/HexRUNet_pytorch

An unofficial PyTorch implementation of ICCV 2019 paper "Orientation-Aware Semantic Segmentation on Icosahedron Spheres"

Primary LanguagePythonMIT LicenseMIT

HexRUNet PyTorch

An unofficial PyTorch implementation of ICCV 2019 paper "Orientation-Aware Semantic Segmentation on Icosahedron Spheres". Only HexRUNet-C for Omni-MNIST is implemented right now.

Requirements

Python 3.6 or later is required.

Python libraries:

  • PyTorch >= 1.3.1
  • torchvision
  • tensorboard
  • tqdm
  • igl

Training

Run the following command to train with random-rotated training data and evaluate with random-rotated test data.

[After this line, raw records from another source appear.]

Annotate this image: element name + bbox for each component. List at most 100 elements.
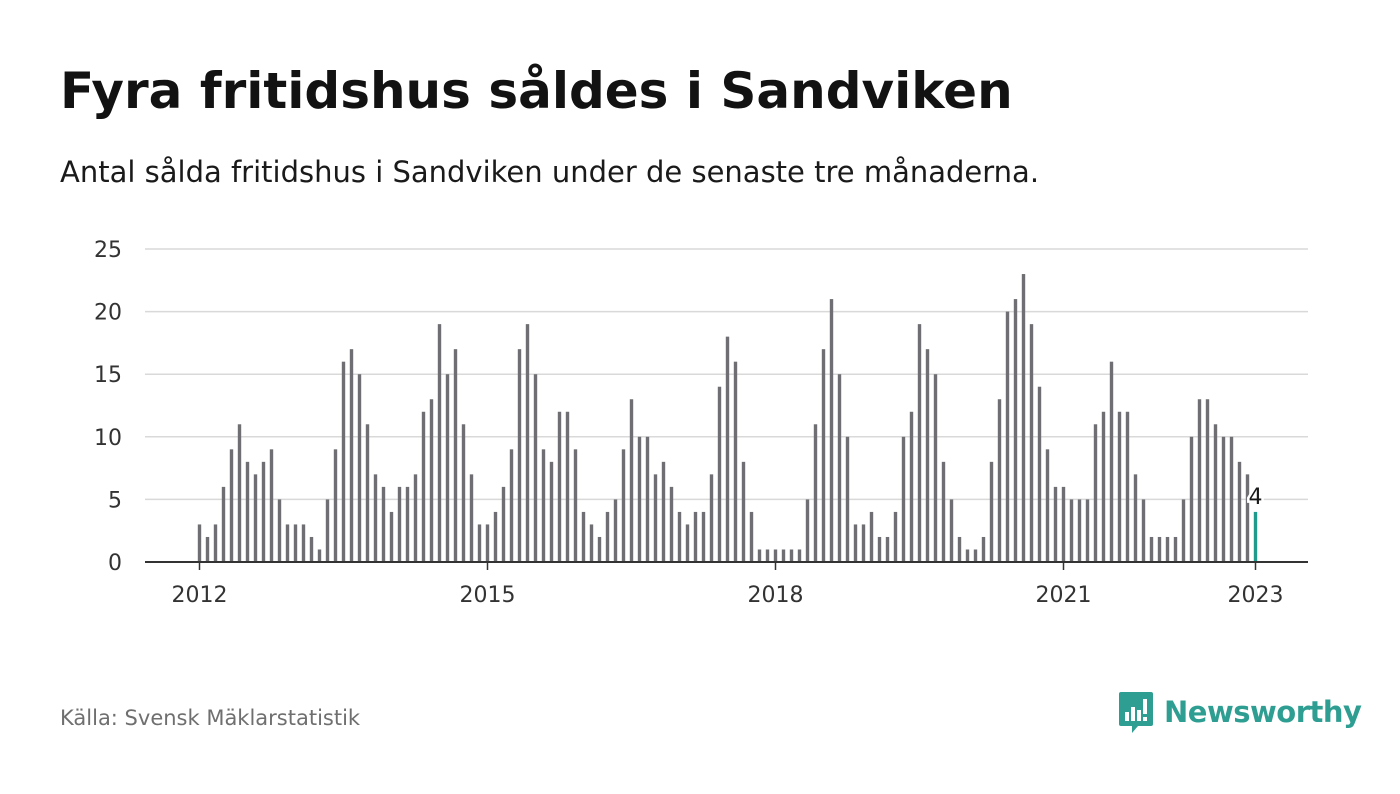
bar <box>1141 499 1146 562</box>
bar <box>381 486 386 562</box>
bar <box>1053 486 1058 562</box>
bar <box>349 349 354 562</box>
bar <box>757 549 762 562</box>
bar <box>781 549 786 562</box>
bar <box>653 474 658 562</box>
bar <box>1213 424 1218 562</box>
bar <box>621 449 626 562</box>
bars <box>197 274 1258 562</box>
newsworthy-logo[interactable]: Newsworthy <box>1118 690 1362 734</box>
bar <box>229 449 234 562</box>
bar <box>485 524 490 562</box>
newsworthy-logo-icon <box>1119 692 1153 733</box>
source-note: Källa: Svensk Mäklarstatistik <box>60 706 361 730</box>
bar <box>389 511 394 562</box>
bar <box>453 349 458 562</box>
bar <box>765 549 770 562</box>
bar <box>541 449 546 562</box>
bar <box>837 374 842 562</box>
bar <box>941 461 946 562</box>
bar <box>829 299 834 562</box>
bar <box>717 386 722 562</box>
bar <box>853 524 858 562</box>
highlight-value-label: 4 <box>1249 485 1263 510</box>
bar <box>309 536 314 562</box>
bar <box>589 524 594 562</box>
bar <box>1205 399 1210 562</box>
bar-highlight <box>1253 511 1258 562</box>
bar <box>885 536 890 562</box>
x-tick-label: 2012 <box>172 583 228 608</box>
bar-chart: 0 5 10 15 20 25 2012 2015 2018 2021 2023 4 <box>94 238 1308 608</box>
bar <box>397 486 402 562</box>
bar <box>821 349 826 562</box>
bar <box>405 486 410 562</box>
bar <box>1005 311 1010 562</box>
bar <box>637 436 642 562</box>
bar <box>709 474 714 562</box>
bar <box>253 474 258 562</box>
bar <box>261 461 266 562</box>
bar <box>325 499 330 562</box>
bar <box>749 511 754 562</box>
bar <box>869 511 874 562</box>
bar <box>221 486 226 562</box>
bar <box>989 461 994 562</box>
x-tick-label: 2023 <box>1228 583 1284 608</box>
bar <box>1125 411 1130 562</box>
y-tick-label: 15 <box>94 363 122 388</box>
bar <box>917 324 922 562</box>
chart-subtitle: Antal sålda fritidshus i Sandviken under… <box>60 155 1040 189</box>
y-tick-label: 5 <box>108 488 122 513</box>
bar <box>245 461 250 562</box>
bar <box>445 374 450 562</box>
bar <box>1101 411 1106 562</box>
bar <box>1109 361 1114 562</box>
bar <box>493 511 498 562</box>
bar <box>549 461 554 562</box>
bar <box>573 449 578 562</box>
bar <box>693 511 698 562</box>
bar <box>285 524 290 562</box>
bar <box>333 449 338 562</box>
bar <box>205 536 210 562</box>
x-tick-label: 2021 <box>1036 583 1092 608</box>
bar <box>1061 486 1066 562</box>
bar <box>1045 449 1050 562</box>
bar <box>213 524 218 562</box>
bar <box>901 436 906 562</box>
bar <box>1221 436 1226 562</box>
bar <box>1237 461 1242 562</box>
bar <box>469 474 474 562</box>
bar <box>661 461 666 562</box>
bar <box>773 549 778 562</box>
bar <box>1093 424 1098 562</box>
bar <box>1181 499 1186 562</box>
chart-title: Fyra fritidshus såldes i Sandviken <box>60 62 1013 120</box>
bar <box>1117 411 1122 562</box>
bar <box>933 374 938 562</box>
bar <box>1165 536 1170 562</box>
bar <box>877 536 882 562</box>
bar <box>981 536 986 562</box>
y-tick-label: 0 <box>108 551 122 576</box>
bar <box>525 324 530 562</box>
bar <box>533 374 538 562</box>
bar <box>365 424 370 562</box>
bar <box>861 524 866 562</box>
bar <box>1085 499 1090 562</box>
bar <box>805 499 810 562</box>
bar <box>357 374 362 562</box>
bar <box>1013 299 1018 562</box>
bar <box>701 511 706 562</box>
bar <box>1133 474 1138 562</box>
bar <box>413 474 418 562</box>
y-tick-label: 25 <box>94 238 122 263</box>
bar <box>341 361 346 562</box>
bar <box>517 349 522 562</box>
bar <box>421 411 426 562</box>
bar <box>373 474 378 562</box>
bar <box>677 511 682 562</box>
bar <box>1021 274 1026 562</box>
bar <box>965 549 970 562</box>
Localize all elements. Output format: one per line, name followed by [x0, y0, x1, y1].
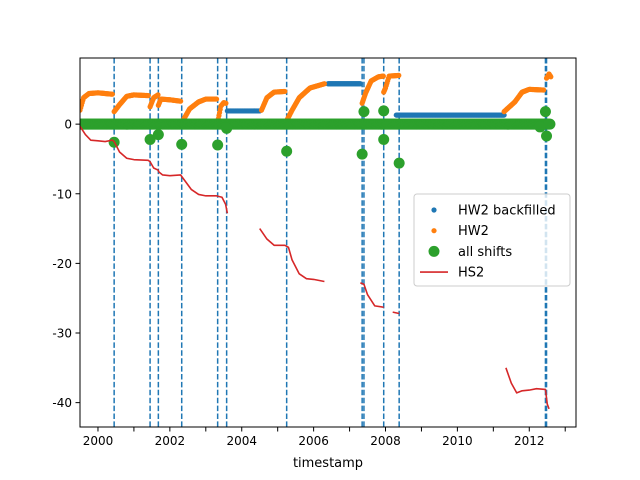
y-tick-label: -30 [52, 327, 72, 341]
shift-point [356, 148, 368, 160]
legend: HW2 backfilled HW2 all shifts HS2 [413, 193, 571, 287]
y-tick-label: -40 [52, 396, 72, 410]
shift-point [221, 122, 233, 134]
axes-frame [79, 57, 577, 428]
series-all-shifts [80, 105, 556, 169]
legend-box [413, 193, 571, 287]
hw2-point [282, 88, 288, 95]
hs2-line [259, 228, 325, 283]
hw2-point [380, 73, 386, 79]
series-hs2 [80, 125, 550, 410]
legend-label: all shifts [458, 245, 512, 260]
hw2-point [178, 98, 184, 104]
hw2-point [213, 96, 220, 102]
axes: 2000 2002 2004 2006 2008 2010 2012 0 -10 -20 -30 -4… [52, 57, 577, 448]
x-tick-label: 2002 [155, 434, 186, 448]
shift-point [544, 118, 556, 130]
x-tick-label: 2010 [442, 434, 473, 448]
legend-label: HS2 [458, 266, 484, 281]
x-tick-label: 2006 [298, 434, 329, 448]
hw2-point [109, 91, 115, 97]
hw2-point [548, 74, 554, 80]
shift-lines [113, 58, 548, 427]
hw2-point [145, 92, 151, 99]
shift-point [378, 133, 390, 145]
shift-point [541, 130, 553, 142]
shift-point [539, 106, 551, 118]
x-tick-label: 2000 [83, 434, 114, 448]
shift-point [144, 133, 156, 145]
x-tick-label: 2004 [226, 434, 257, 448]
shift-point [358, 106, 370, 118]
series-layer [80, 71, 556, 410]
shift-point [212, 139, 224, 151]
x-tick-label: 2012 [514, 434, 545, 448]
hw2-point [223, 100, 229, 106]
hs2-line [360, 282, 384, 309]
hw2-point [321, 81, 328, 87]
hw2-backfilled-point [357, 81, 363, 87]
shift-point [534, 121, 546, 133]
legend-label: HW2 [458, 224, 489, 239]
shift-point [281, 145, 293, 157]
legend-marker [431, 228, 437, 234]
x-tick-label: 2008 [370, 434, 401, 448]
series-hw2-backfilled [224, 81, 507, 118]
hs2-line [505, 367, 550, 410]
legend-label: HW2 backfilled [458, 204, 556, 219]
y-tick-label: -10 [52, 187, 72, 201]
series-hw2 [80, 71, 554, 126]
shift-point [176, 138, 188, 150]
x-axis-label: timestamp [293, 456, 363, 471]
hw2-point [541, 87, 547, 93]
shift-point [378, 105, 390, 117]
legend-marker [428, 245, 440, 257]
y-tick-label: 0 [64, 118, 72, 132]
y-tick-label: -20 [52, 257, 72, 271]
hs2-line [392, 311, 400, 315]
legend-marker [431, 207, 437, 213]
hw2-point [155, 92, 161, 98]
shift-point [152, 129, 164, 141]
shift-point [393, 157, 405, 169]
hw2-point [396, 72, 402, 79]
hs2-line [80, 125, 229, 214]
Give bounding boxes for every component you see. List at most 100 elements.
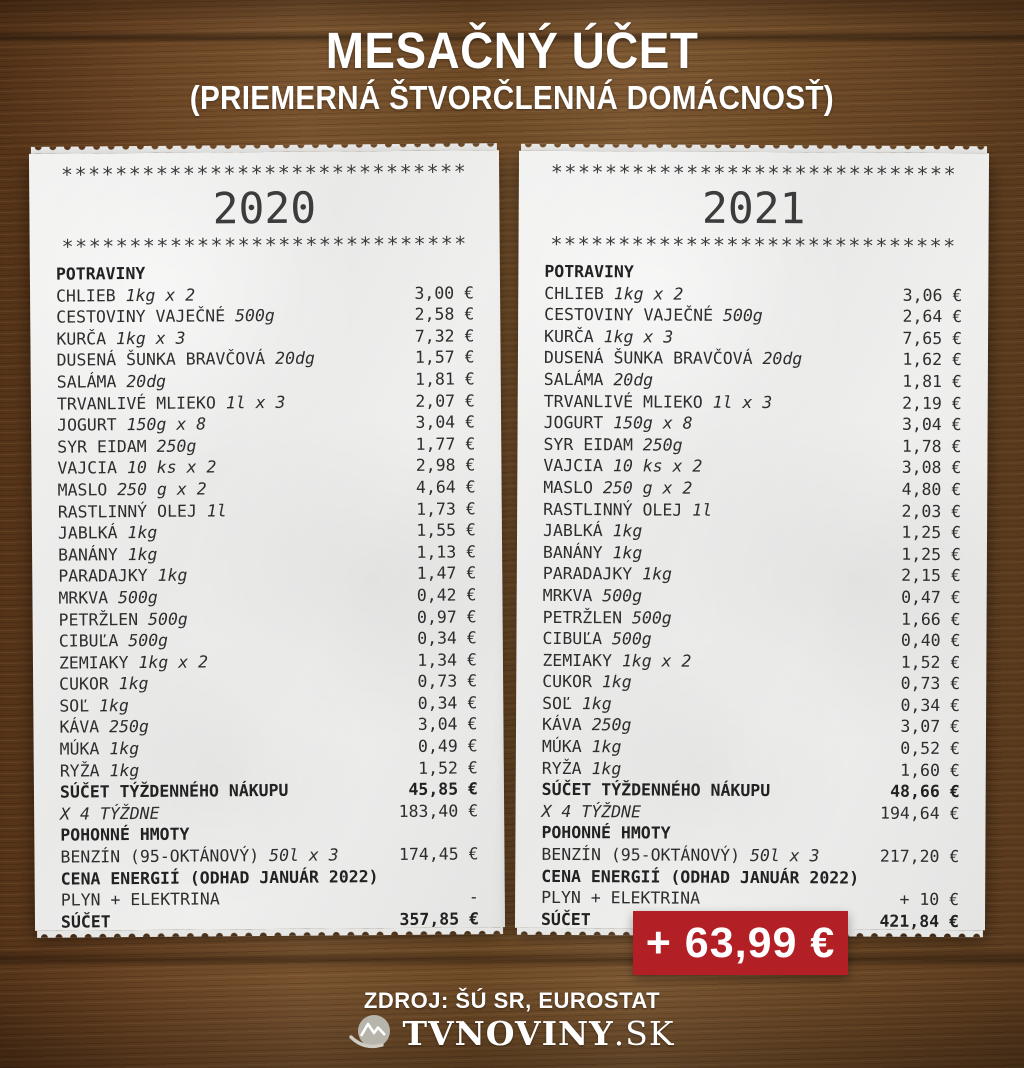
item-name: JOGURT	[57, 415, 117, 435]
item-quantity: 1kg	[89, 695, 129, 716]
item-price: 0,34 €	[417, 693, 478, 713]
item-price: 4,64 €	[415, 477, 476, 497]
item-name: KURČA	[544, 326, 594, 346]
item-quantity: 20dg	[603, 370, 654, 390]
item-price: 2,07 €	[415, 390, 475, 411]
item-name: CHLIEB	[544, 283, 604, 303]
item-quantity: 1kg	[99, 739, 140, 759]
item-price: 3,08 €	[901, 458, 962, 478]
item-quantity: 250g	[632, 435, 683, 455]
item-quantity: 500g	[138, 609, 188, 629]
item-price: 1,47 €	[416, 563, 477, 584]
item-name: X 4 TÝŽDNE	[541, 801, 641, 822]
receipt-row: X 4 TÝŽDNE 194,64 €	[542, 801, 960, 825]
item-price: 0,52 €	[900, 738, 960, 759]
item-name: ZEMIAKY	[542, 650, 612, 670]
item-name: SYR EIDAM	[57, 436, 147, 457]
item-quantity: 1kg	[117, 522, 158, 543]
receipt-row: BENZÍN (95-OKTÁNOVÝ) 50l x 3 174,45 €	[60, 843, 478, 868]
receipt-row: MRKVA 500g 0,47 €	[543, 585, 961, 609]
item-price: 2,98 €	[415, 455, 476, 476]
receipt-row: RYŽA 1kg 1,60 €	[542, 758, 960, 782]
item-price: -	[468, 887, 479, 907]
receipt-rows: POTRAVINY CHLIEB 1kg x 2 3,00 € CESTOVIN…	[56, 260, 479, 933]
item-name: POTRAVINY	[55, 263, 146, 284]
item-name: RYŽA	[541, 758, 582, 778]
item-name: MRKVA	[58, 588, 109, 608]
item-quantity: 1kg x 2	[115, 285, 196, 305]
item-name: JABLKÁ	[542, 521, 603, 541]
item-name: TRVANLIVÉ MLIEKO	[56, 392, 216, 414]
item-quantity: 1kg x 3	[593, 326, 674, 347]
item-name: TRVANLIVÉ MLIEKO	[543, 391, 703, 412]
item-price: 0,34 €	[417, 628, 477, 648]
item-price: 4,80 €	[901, 479, 962, 500]
item-price: 1,52 €	[418, 758, 478, 778]
tvnoviny-logo: TVNOVINY.SK	[0, 1012, 1024, 1054]
item-quantity: 1kg	[108, 674, 149, 694]
item-name: SALÁMA	[56, 372, 117, 392]
item-price: 1,55 €	[416, 520, 476, 540]
receipt-row: CESTOVINY VAJEČNÉ 500g 2,64 €	[544, 304, 962, 328]
item-price: 1,78 €	[901, 436, 962, 456]
item-name: SÚČET	[540, 909, 591, 929]
item-quantity: 1kg	[591, 672, 632, 692]
item-price: 0,49 €	[417, 736, 478, 756]
item-price: 1,66 €	[900, 609, 961, 629]
item-name: JABLKÁ	[57, 523, 118, 543]
item-price: 0,42 €	[416, 585, 477, 605]
item-quantity: 150g x 8	[116, 414, 207, 435]
item-quantity: 1kg x 3	[106, 328, 186, 349]
receipt-row: SOĽ 1kg 0,34 €	[542, 693, 960, 717]
item-quantity: 1l	[682, 500, 713, 520]
item-price: 183,40 €	[398, 801, 479, 821]
receipt-row: SALÁMA 20dg 1,81 €	[544, 369, 962, 393]
item-quantity: 1l	[196, 500, 227, 521]
item-quantity: 500g	[622, 607, 672, 628]
item-price: 0,47 €	[901, 587, 961, 607]
item-price: 3,04 €	[415, 412, 476, 432]
item-name: DUSENÁ ŠUNKA BRAVČOVÁ	[543, 348, 753, 369]
item-quantity: 1kg	[602, 542, 643, 563]
item-price: 217,20 €	[879, 846, 960, 867]
item-name: X 4 TÝŽDNE	[60, 803, 160, 824]
item-name: CUKOR	[59, 674, 109, 694]
item-name: SYR EIDAM	[543, 434, 633, 455]
item-price: 1,25 €	[901, 544, 961, 564]
item-name: MASLO	[57, 480, 108, 500]
item-price: 3,00 €	[414, 282, 475, 303]
receipt-paper: ****************************** 2020 ****…	[28, 150, 506, 933]
receipt-row: TRVANLIVÉ MLIEKO 1l x 3 2,19 €	[544, 390, 962, 414]
receipt-row: CUKOR 1kg 0,73 €	[542, 671, 960, 695]
receipt-row: BENZÍN (95-OKTÁNOVÝ) 50l x 3 217,20 €	[541, 844, 959, 868]
item-name: PETRŽLEN	[58, 609, 139, 630]
item-price: 3,04 €	[417, 714, 478, 735]
item-name: RASTLINNÝ OLEJ	[543, 499, 683, 520]
item-name: PLYN + ELEKTRINA	[541, 888, 701, 908]
item-name: POHONNÉ HMOTY	[60, 825, 190, 846]
item-name: SOĽ	[542, 693, 573, 713]
item-price: 1,34 €	[417, 650, 478, 670]
item-price: 2,03 €	[901, 501, 962, 521]
item-name: SOĽ	[59, 696, 90, 716]
item-quantity: 1kg x 2	[611, 650, 692, 671]
receipt-row: MÚKA 1kg 0,52 €	[542, 736, 960, 760]
item-name: RYŽA	[59, 760, 100, 781]
receipt-row: JOGURT 150g x 8 3,04 €	[544, 412, 962, 436]
receipt-row: RASTLINNÝ OLEJ 1l 2,03 €	[543, 498, 961, 522]
item-name: JOGURT	[543, 413, 604, 433]
item-quantity: 1l x 3	[215, 392, 286, 412]
item-name: BENZÍN (95-OKTÁNOVÝ)	[60, 846, 260, 867]
item-price: 7,65 €	[902, 328, 963, 348]
receipt-row: PLYN + ELEKTRINA + 10 €	[541, 887, 959, 911]
item-name: PARADAJKY	[542, 564, 633, 584]
item-price: 48,66 €	[890, 781, 960, 802]
item-price: 1,25 €	[901, 522, 962, 543]
receipt-row: VAJCIA 10 ks x 2 3,08 €	[543, 455, 961, 479]
receipt-row: MASLO 250 g x 2 4,80 €	[543, 477, 961, 501]
item-price: 1,81 €	[902, 371, 962, 392]
item-quantity: 20dg	[752, 349, 803, 369]
item-name: MRKVA	[542, 585, 593, 606]
item-quantity: 1kg	[99, 760, 140, 780]
item-quantity: 1kg	[571, 693, 612, 714]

python train.py --train_rot --test_rot

You can change parameters by arguments (-h option for details).

Results

Here is the results of this repository. Accuracy of the last epoch (30th epoch) is reported.

Omni-MNIST HexRUNet-C accuracy (%)

N/N N/R R/R
This repository 99.15 69.62 98.36
Paper 99.45 29.84 97.05
  • N/N: Non-rotated training and test data
  • N/R: Non-rotated training data and random-rotated test data
  • R/R: Random-rotated training and test data

As can be observed here, N/R of this repogitory is much higher than the one reported in original paper. I guess it's because the implementation of projecting images on a sphere and rotation are different (My implementation of the projection is based on ChiWeiHsiao/SphereNet-pytorch).